The next spring, the New Jersey Division of Fish and Wildlife confirmed an American shad upstream of the former dam site — possibly the first to make it that far since the dam was built in 1889.

Service biologist Katie Conrad holds an alewife during fish monitoring at Wreck Pond. Credit: USFWS

Wreck Pond was once connected to the ocean by a natural inlet that allowed fish to pass between the water bodies. After the inlet was replaced with a narrow pipe in the 1930s, the health of the pond deteriorated, and river herring struggled to enter the pond, the gateway to spawning grounds upstream.

Hurricane Sandy overwhelmed the existing entry to the pond, cutting a new inlet and flooding nearby homes. In 2016, partners installed a large box culvert next to the existing pipe to improve fish passage and reduce flooding.

In Fall 2017, young-of-the-year alewife on their way to the Atlantic were netted near the culvert — a clear sign that adults were making it to the spawning grounds upstream. This year, more than 150 were found — a 30-fold increase over any other year.

Perks for people, too

Removing barriers to fish benefits people, as well. A 2011 Service study found that every mile of river opened can contribute more than $500,000 annually in social and economic benefits once fish populations are at their full productivity.

Free-flowing rivers make the coast stronger in the face of future storms. They carry sediment downstream, where it nourishes coastal marshes and beaches that provide a natural defense to rising seas and storm surge. During Hurricane Sandy, coastal wetlands prevented $625 million in flood damages. In many cases, the risk of local flooding above a former dam is also reduced.

Canoeists enjoy the free-flowing Pawcatuck River. Credit: Wood-Pawcatuck Watershed Association

And then there’s the fun part — more opportunities for recreation like fishing and paddling. The American shad already returning to the Musky and Pawcatuck are prized by anglers for their feistiness. Experienced paddlers are able to “run” the nature-like fishways on the Pawcatuck instead of portaging around the old dams, making their passage almost as easy as that of migrating fish.

Stay tuned….

This is just the beginning. Three Sandy-funded dam removals happened last summer, and two new projects were funded this fall.

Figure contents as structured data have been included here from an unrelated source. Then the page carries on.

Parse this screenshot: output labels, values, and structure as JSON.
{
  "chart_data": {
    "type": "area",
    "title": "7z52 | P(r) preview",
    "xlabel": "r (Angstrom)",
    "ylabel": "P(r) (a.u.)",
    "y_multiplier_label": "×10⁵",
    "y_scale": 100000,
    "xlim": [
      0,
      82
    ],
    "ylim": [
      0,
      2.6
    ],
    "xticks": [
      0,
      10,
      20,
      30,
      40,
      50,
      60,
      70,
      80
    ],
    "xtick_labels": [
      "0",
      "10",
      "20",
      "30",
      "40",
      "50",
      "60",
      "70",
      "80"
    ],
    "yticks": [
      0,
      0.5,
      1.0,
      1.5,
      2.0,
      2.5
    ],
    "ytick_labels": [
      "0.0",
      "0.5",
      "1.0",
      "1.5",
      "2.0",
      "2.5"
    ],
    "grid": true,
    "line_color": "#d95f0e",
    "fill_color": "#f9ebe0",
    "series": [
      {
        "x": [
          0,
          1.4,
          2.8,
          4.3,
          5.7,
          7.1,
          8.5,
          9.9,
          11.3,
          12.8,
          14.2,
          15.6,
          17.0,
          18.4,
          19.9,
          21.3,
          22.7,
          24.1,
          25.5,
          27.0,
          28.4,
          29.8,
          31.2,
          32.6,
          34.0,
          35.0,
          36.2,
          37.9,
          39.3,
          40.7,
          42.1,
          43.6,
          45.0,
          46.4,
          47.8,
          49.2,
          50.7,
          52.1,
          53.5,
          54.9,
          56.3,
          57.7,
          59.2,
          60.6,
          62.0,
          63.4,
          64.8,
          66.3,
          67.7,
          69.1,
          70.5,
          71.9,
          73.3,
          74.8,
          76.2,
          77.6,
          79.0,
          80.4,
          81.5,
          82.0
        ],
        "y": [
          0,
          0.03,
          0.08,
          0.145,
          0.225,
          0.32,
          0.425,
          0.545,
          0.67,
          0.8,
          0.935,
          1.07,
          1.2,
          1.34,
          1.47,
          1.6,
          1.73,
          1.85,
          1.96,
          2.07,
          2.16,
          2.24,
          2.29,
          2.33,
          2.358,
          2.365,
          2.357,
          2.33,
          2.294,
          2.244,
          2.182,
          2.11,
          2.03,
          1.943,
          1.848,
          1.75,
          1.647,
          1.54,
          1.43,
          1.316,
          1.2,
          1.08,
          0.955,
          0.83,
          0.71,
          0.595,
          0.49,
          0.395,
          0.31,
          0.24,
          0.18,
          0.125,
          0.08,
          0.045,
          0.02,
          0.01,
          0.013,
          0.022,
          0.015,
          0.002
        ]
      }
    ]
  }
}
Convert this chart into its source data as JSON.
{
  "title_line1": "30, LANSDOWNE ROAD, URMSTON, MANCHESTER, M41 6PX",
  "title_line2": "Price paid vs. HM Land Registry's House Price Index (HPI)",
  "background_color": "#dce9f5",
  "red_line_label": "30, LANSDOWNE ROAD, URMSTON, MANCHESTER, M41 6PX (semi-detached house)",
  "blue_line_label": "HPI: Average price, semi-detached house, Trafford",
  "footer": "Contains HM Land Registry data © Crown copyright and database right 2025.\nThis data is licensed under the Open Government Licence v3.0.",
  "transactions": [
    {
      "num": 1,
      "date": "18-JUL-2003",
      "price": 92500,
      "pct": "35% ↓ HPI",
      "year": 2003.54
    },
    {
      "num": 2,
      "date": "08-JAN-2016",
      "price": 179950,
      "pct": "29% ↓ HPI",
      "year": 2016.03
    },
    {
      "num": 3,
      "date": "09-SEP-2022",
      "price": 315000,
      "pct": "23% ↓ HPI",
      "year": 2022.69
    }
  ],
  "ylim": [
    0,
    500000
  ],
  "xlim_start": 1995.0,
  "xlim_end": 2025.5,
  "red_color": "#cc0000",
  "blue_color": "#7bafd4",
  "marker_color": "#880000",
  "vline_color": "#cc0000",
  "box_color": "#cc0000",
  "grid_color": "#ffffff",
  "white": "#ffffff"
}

In the coming years, the National Fish and Wildlife Foundation will oversee nearly $3 million of ecological monitoring at nine sites where dams were removed. The work includes tracking fish with radio-telemetry as they move through waters once off-limits. The U.S. Geological Survey will assess socioeconomic effects of the removals, focusing on the value of flood reduction.

One thing is already clear, though — given a chance, rivers will rebound, fish will return, and people will benefit. That’s what we call a stronger coast.